Si nous considérons maintenant cet agenda dans son ensemble, nous voyons qu'il implique une répartition des revenus différente de celle qui existe aujourd'hui dans la plupart des sociétés organisées. L'effet de ces réformes serait en effet avant tout de réduire considérablement les possibilités d'enrichissement par l'exploitation et par l'exercice de privilèges légaux. Ces réformes s'attaquent à la source des gros revenus provenant des divers genres de monopoles, des mauvais marchés sur lesquels les ignorants et les faibles sont désavantagés. Au point de vue de l'économie d'échange, les revenus provenant de ces inégalités naturelles et juridiques ne sont pas légitimement gagnées. Ils sont parasitaires, adventices, et si le monde réel était conforme à la théorie des économistes classiques, ces revenus illégitimes n'existeraient pas. Ils ne représentent ni la rétribution du travail ou de la gestion, ni un intérêt du capital, ni les profits d'une entreprise, tels que les déterminent des marchés libres et équilibrés. Ce sont des tributs levés sur les salaires, les intérêts et les profits en dénaturant ou en manipulant le prix du marché.

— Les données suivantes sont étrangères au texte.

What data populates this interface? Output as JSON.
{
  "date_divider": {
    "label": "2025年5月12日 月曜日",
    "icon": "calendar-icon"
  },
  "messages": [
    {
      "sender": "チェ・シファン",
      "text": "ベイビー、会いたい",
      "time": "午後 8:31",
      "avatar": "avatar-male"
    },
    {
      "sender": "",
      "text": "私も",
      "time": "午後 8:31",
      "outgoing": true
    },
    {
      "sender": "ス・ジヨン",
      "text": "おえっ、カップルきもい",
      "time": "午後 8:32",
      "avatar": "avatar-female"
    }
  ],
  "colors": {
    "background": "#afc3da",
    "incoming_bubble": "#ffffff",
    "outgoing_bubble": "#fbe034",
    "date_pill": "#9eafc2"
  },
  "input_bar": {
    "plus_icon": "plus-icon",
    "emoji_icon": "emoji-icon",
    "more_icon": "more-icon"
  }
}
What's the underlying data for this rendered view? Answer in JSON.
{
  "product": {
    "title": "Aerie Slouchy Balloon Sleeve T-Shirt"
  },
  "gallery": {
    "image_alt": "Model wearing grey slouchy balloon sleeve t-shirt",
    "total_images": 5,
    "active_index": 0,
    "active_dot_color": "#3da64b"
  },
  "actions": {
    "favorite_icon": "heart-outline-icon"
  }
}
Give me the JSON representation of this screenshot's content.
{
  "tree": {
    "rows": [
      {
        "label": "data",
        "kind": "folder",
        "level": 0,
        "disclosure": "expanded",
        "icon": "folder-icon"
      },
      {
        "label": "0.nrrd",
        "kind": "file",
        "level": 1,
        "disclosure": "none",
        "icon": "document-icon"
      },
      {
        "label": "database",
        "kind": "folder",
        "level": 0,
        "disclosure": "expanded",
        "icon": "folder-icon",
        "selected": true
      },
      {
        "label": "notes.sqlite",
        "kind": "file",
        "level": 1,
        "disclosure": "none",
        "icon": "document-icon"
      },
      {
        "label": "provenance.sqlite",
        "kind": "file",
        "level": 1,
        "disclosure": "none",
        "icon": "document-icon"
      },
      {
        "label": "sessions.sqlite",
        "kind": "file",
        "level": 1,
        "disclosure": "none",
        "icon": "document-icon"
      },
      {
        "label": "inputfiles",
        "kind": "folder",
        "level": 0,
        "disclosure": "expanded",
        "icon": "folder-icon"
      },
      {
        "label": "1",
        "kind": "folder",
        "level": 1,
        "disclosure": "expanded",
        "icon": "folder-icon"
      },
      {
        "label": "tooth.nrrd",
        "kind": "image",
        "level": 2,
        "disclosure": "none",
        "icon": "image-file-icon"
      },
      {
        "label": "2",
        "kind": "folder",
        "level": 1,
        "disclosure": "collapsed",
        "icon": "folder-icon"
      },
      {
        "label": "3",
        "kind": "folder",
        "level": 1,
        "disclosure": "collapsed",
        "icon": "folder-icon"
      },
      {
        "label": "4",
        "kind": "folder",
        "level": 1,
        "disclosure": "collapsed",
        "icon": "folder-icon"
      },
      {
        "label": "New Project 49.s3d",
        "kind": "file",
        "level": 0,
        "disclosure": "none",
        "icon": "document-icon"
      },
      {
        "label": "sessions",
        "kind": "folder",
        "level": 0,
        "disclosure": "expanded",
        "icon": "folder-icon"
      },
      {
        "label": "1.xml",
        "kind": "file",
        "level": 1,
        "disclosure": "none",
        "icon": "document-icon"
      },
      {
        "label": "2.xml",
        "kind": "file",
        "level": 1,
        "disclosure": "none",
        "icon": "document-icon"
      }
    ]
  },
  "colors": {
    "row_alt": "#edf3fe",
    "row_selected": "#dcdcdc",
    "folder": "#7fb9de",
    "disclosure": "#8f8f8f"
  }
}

Les réformateurs du libéralisme doivent donc se proposer de rectifier la situation qui permet à ces revenus illicites de se former ; si leurs réformes sont profondes et efficaces, il ne s'en formera plus. Or nous avons vu qu'afin de rectifier cette situation il faut : engager d'énormes dépenses pour l'eugénisme et l'éducation ; assurer la conservation du sol et des richesses naturelles qui constituent le patrimoine national, développer ce patrimoine par des travaux de récupération, de lutte contre les inondations et la sécheresse, d'aménagement des cours d'eaux, des ports et des routes, de développement de la houille blanche, d'amélioration des possibilités de transport et d'échange de marchandises et de services ; perfectionner les marchés en organisant des services de renseignements, d'inspection et autres, assurer et indemniser contre les risques et les pertes dues aux transformations économiques et techniques. Il faut encore bien d'autres choses, par exemple fournir les possibilités de récréation qui ne peuvent pas exister dans des collectivités spécialisées et surpeuplées.